Hypnotizability and Multiple Personality Disorder

 

                MPD patients frequently attain high scores on standardised hypnotizability scales (Bliss, 1980, 1986; Bliss & Larson, 1985).  The suggestions included on these scales are communications that call for the construction of "as if" situations (Bertrand, 1989).  Thus, suggestions for arm levitation, hallucination, and amnesia are, in effect, tacit requests to use imaginative and other cognitive abilities to behave as if one's arm is rising by itself, as if one is unable to remember, and so forth.  Behaving as if an imaginary scenario is true involves creating the requisite subjective experiences as well as generating the requisite behaviors (Sarbin & Coe, 1972; Spanos, Rivers, & Ross, 1977).  The hypnotic interviews typically used to "call up" alter personalities, like the standardised suggestions on hypnotizability scales, also include requests to construct an as if scenario: to behave and experience as if one has alter identities.

                MPD proponents interpret the finding that MPD patients frequently attain high hypnotizability to mean that hypnotizability scores reflect individual differences in the capacity for dissociation (Putnam, 1993).  This hypothesis predicts a substantial correlation between hypnotizability and independent indexes of dissociation.  Stava and Jaffa (1988) developed several objective indexes of dissociative capacity (e.g., degree of success at dividing attention and performing two tasks simultaneously).  None of these correlated significantly with hypnotizability.  Bernstein and Putnam (1 986) developed a questionnaire index of dissociation, and Putnam (1989) reported that it correlated significantly with hypnotizability.  However, two studies (Nadon, Hoyt, Register, & Kihlstrom, 1991; Spanos, Arango, & de Groot, 1993) found that dissociation scores correlated significantly with hypnotizability only when both indexes were assessed in the same context.  When dissociation was assessed in a context that subjects did not associate with their hypnotizability testing, it failed to correlate significantly with hypnotizability.  These findings indicate a lack of any intrinsic relationship between dissociation scores and hypnotizability.  Whether or not these dimensions are found to be related appears to be dependent on expectations generated by testing both dimensions in the same context.
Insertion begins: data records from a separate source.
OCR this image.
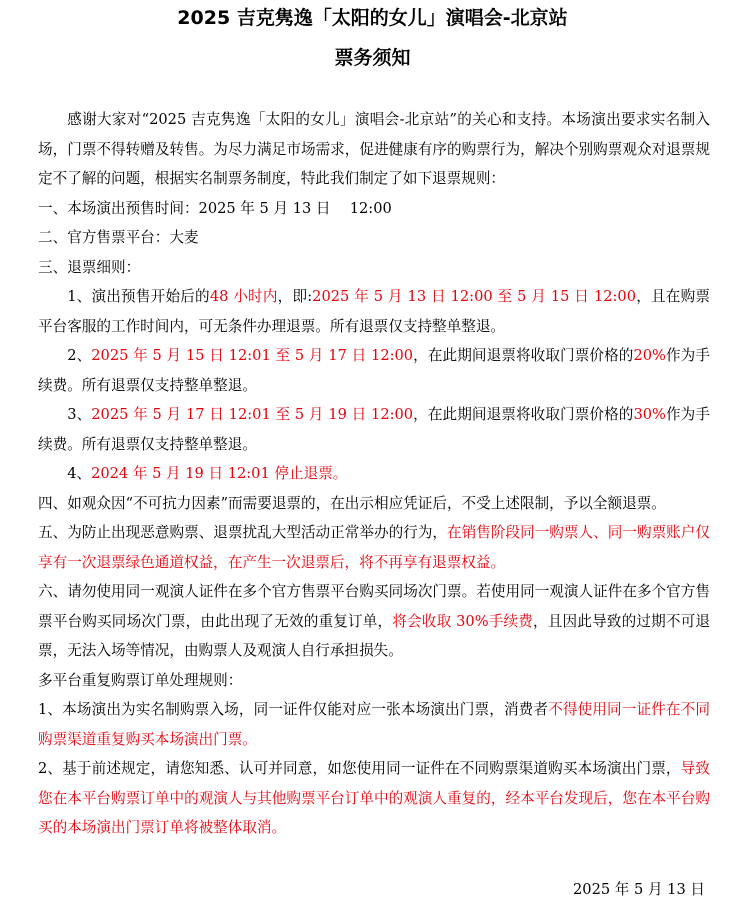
2025 吉克隽逸「太阳的女儿」演唱会-北京站
票务须知

感谢大家对“2025 吉克隽逸「太阳的女儿」演唱会-北京站”的关心和支持。本场演出要求实名制入场，门票不得转赠及转售。为尽力满足市场需求，促进健康有序的购票行为，解决个别购票观众对退票规定不了解的问题，根据实名制票务制度，特此我们制定了如下退票规则：

一、本场演出预售时间：2025 年 5 月 13 日　 12:00

二、官方售票平台：大麦

三、退票细则：

1、演出预售开始后的48 小时内，即:2025 年 5 月 13 日 12:00 至 5 月 15 日 12:00，且在购票平台客服的工作时间内，可无条件办理退票。所有退票仅支持整单整退。

2、2025 年 5 月 15 日 12:01 至 5 月 17 日 12:00，在此期间退票将收取门票价格的20%作为手续费。所有退票仅支持整单整退。

3、2025 年 5 月 17 日 12:01 至 5 月 19 日 12:00，在此期间退票将收取门票价格的30%作为手续费。所有退票仅支持整单整退。

4、2024 年 5 月 19 日 12:01 停止退票。

四、如观众因“不可抗力因素”而需要退票的，在出示相应凭证后，不受上述限制，予以全额退票。

五、为防止出现恶意购票、退票扰乱大型活动正常举办的行为，在销售阶段同一购票人、同一购票账户仅享有一次退票绿色通道权益，在产生一次退票后，将不再享有退票权益。

六、请勿使用同一观演人证件在多个官方售票平台购买同场次门票。若使用同一观演人证件在多个官方售票平台购买同场次门票，由此出现了无效的重复订单，将会收取 30%手续费，且因此导致的过期不可退票，无法入场等情况，由购票人及观演人自行承担损失。

多平台重复购票订单处理规则：

1、本场演出为实名制购票入场，同一证件仅能对应一张本场演出门票，消费者不得使用同一证件在不同购票渠道重复购买本场演出门票。

2、基于前述规定，请您知悉、认可并同意，如您使用同一证件在不同购票渠道购买本场演出门票，导致您在本平台购票订单中的观演人与其他购票平台订单中的观演人重复的，经本平台发现后，您在本平台购买的本场演出门票订单将被整体取消。

2025 年 5 月 13 日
                Most studies report no differences between the sexes in hypnotizability (for a review, see deGroot, 1989).  In North American studies, however, women are assigned the MPD diagnosis much more frequently than men, whereas the one Swiss study (Modestin, 1992) found that men were assigned the diagnosis slightly more frequently than women.  These findings indicate that the relationship between MPD and hypnotizability must be moderated by other variables.  The hypothesis that this moderator is early child abuse requires that child abuse occur at least three times more frequently in girls than in boys in North America but with about equal frequency in boys and girls in Switzerland.  This hypothesis further suggests that the combination of high hypnotizability and early child abuse is much rarer in Great Britain and in other societies with very low rates of MPD than it is in North America.  The available evidence does not indicate that high hypnotizability is more common in North America than in Great Britain, nor does the evidence indicate very low rates of child abuse in Great Britain (La Fontaine, 1990).
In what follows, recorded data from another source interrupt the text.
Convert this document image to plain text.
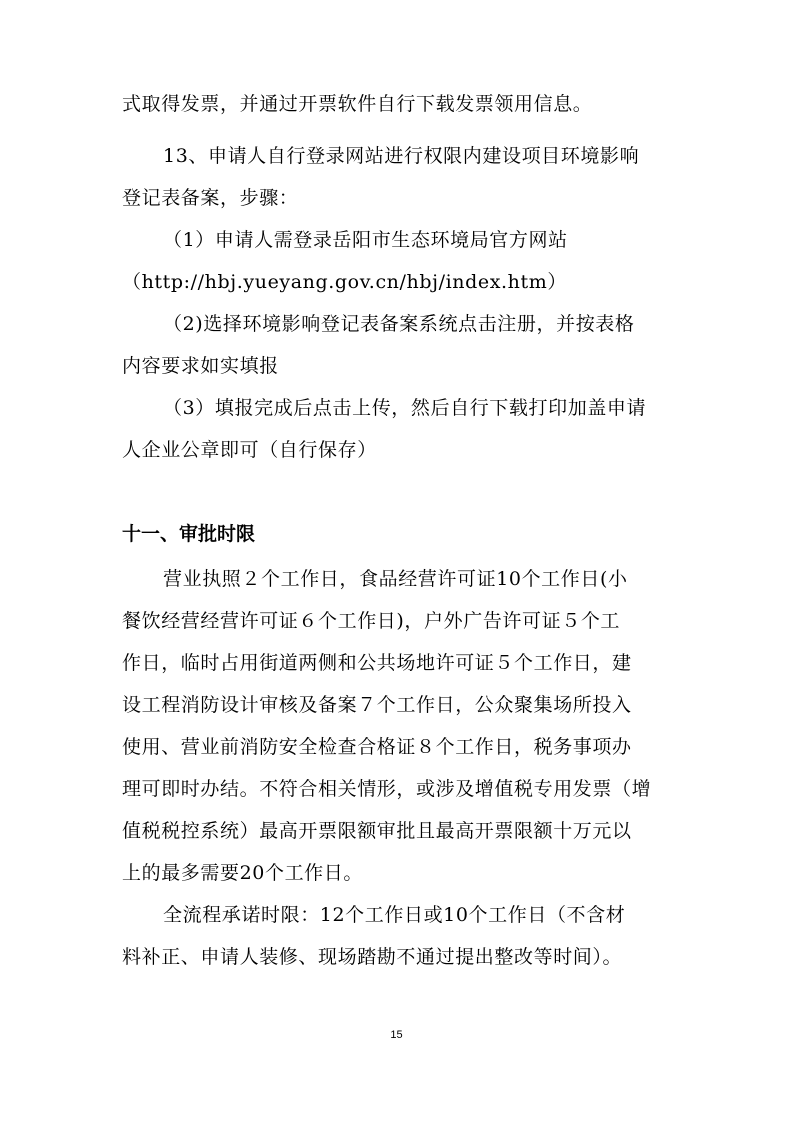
式取得发票，并通过开票软件自行下载发票领用信息。
13、申请人自行登录网站进行权限内建设项目环境影响
登记表备案，步骤：
（1）申请人需登录岳阳市生态环境局官方网站
（http://hbj.yueyang.gov.cn/hbj/index.htm）
（2)选择环境影响登记表备案系统点击注册，并按表格
内容要求如实填报
（3）填报完成后点击上传，然后自行下载打印加盖申请
人企业公章即可（自行保存）
十一、审批时限
营业执照２个工作日，食品经营许可证10个工作日(小
餐饮经营经营许可证６个工作日)，户外广告许可证５个工
作日，临时占用街道两侧和公共场地许可证５个工作日，建
设工程消防设计审核及备案７个工作日，公众聚集场所投入
使用、营业前消防安全检查合格证８个工作日，税务事项办
理可即时办结。不符合相关情形，或涉及增值税专用发票（增
值税税控系统）最高开票限额审批且最高开票限额十万元以
上的最多需要20个工作日。
全流程承诺时限：12个工作日或10个工作日（不含材
料补正、申请人装修、现场踏勘不通过提出整改等时间）。
15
                An alternative hypothesis holds that high hypnotizables are particularly likely to respond with displays of multiplicity to the cueing contained in leading interviews.  This hypothesis holds that hypnotizability is a stable, trait-like index of suggestibility and that high hypnotizables constitute only about 10% of the population.  Because high hypnotizables are more suggestible than moderate or low hypnotizables, they are particularly likely to respond to the strong cueing for MPD contained in leading diagnostic interviews (Ganaway, 1989; Mulhern, 1991b).
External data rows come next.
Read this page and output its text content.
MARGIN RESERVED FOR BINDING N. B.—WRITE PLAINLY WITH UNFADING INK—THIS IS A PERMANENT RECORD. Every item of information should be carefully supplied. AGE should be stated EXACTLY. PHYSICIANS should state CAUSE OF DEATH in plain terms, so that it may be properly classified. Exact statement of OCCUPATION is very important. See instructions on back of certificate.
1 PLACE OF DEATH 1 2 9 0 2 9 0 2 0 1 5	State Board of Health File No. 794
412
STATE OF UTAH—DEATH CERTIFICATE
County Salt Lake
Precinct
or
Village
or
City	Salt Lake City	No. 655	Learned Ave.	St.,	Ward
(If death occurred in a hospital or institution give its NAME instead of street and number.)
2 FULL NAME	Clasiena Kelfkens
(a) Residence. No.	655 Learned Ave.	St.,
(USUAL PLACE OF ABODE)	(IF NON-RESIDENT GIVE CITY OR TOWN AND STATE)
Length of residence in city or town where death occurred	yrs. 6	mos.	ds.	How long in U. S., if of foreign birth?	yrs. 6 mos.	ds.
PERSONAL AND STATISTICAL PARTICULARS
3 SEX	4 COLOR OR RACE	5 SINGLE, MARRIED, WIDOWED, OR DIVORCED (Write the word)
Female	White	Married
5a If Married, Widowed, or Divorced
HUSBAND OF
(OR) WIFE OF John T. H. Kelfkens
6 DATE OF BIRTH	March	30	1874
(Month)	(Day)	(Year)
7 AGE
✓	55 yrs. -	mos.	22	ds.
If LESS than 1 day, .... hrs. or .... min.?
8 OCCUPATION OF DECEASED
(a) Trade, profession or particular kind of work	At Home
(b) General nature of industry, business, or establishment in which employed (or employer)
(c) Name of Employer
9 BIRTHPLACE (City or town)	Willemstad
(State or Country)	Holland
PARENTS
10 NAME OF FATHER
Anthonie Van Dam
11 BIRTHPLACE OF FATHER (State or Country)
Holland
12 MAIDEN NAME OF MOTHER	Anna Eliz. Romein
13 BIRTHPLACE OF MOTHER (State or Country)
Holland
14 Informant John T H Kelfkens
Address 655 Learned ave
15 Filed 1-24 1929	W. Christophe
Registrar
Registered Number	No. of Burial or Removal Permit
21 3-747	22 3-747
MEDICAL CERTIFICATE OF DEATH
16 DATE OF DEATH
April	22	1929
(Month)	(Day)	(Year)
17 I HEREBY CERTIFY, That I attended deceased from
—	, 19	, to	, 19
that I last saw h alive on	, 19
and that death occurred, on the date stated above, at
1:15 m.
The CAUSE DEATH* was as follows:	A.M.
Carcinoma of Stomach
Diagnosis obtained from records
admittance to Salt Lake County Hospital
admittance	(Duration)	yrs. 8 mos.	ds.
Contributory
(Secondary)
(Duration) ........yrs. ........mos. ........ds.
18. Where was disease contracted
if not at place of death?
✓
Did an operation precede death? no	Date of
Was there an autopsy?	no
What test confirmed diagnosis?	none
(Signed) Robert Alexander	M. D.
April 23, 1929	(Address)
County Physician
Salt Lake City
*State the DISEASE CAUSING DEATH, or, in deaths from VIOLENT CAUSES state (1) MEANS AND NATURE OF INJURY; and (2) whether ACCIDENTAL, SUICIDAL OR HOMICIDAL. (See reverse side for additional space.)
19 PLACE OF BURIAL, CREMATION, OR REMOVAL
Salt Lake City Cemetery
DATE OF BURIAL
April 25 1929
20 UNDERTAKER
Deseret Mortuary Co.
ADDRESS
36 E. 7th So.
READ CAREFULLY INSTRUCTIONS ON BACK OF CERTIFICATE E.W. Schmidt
                This suggestibility trait hypothesis accounts for why MPD patients typically score as high hypnotizables.  Moreover, it can account for different cross-national gender ratios and incidence rates by suggesting that they reflect the expectations of therapists who use leading hypnotic procedures.  Those who believe that MPD is relatively common will use such procedures frequently, those who believe that it is more common in women than men will use such procedures more frequently with women than with men, and so on.  However, the suggestibility trait hypothesis cannot account parsimoniously for the very high rates of multiplicity seen in some traditional cultures (e.g., 47% of the women in some villages) or for the very high rates of demonic possession seen in some group possession cases (e.g., the case in which all or almost all of the nuns in a particular convent displayed possession simultaneously; Huxley, 1952).  This hypothesis also has difficulty with the findings that glossolalics do not exhibit particularly high hypnotizability (Spanos & Hewitt, 1979) and that, in some congregations, glossolalia occurs in all or almost all members (Goodman, 1972).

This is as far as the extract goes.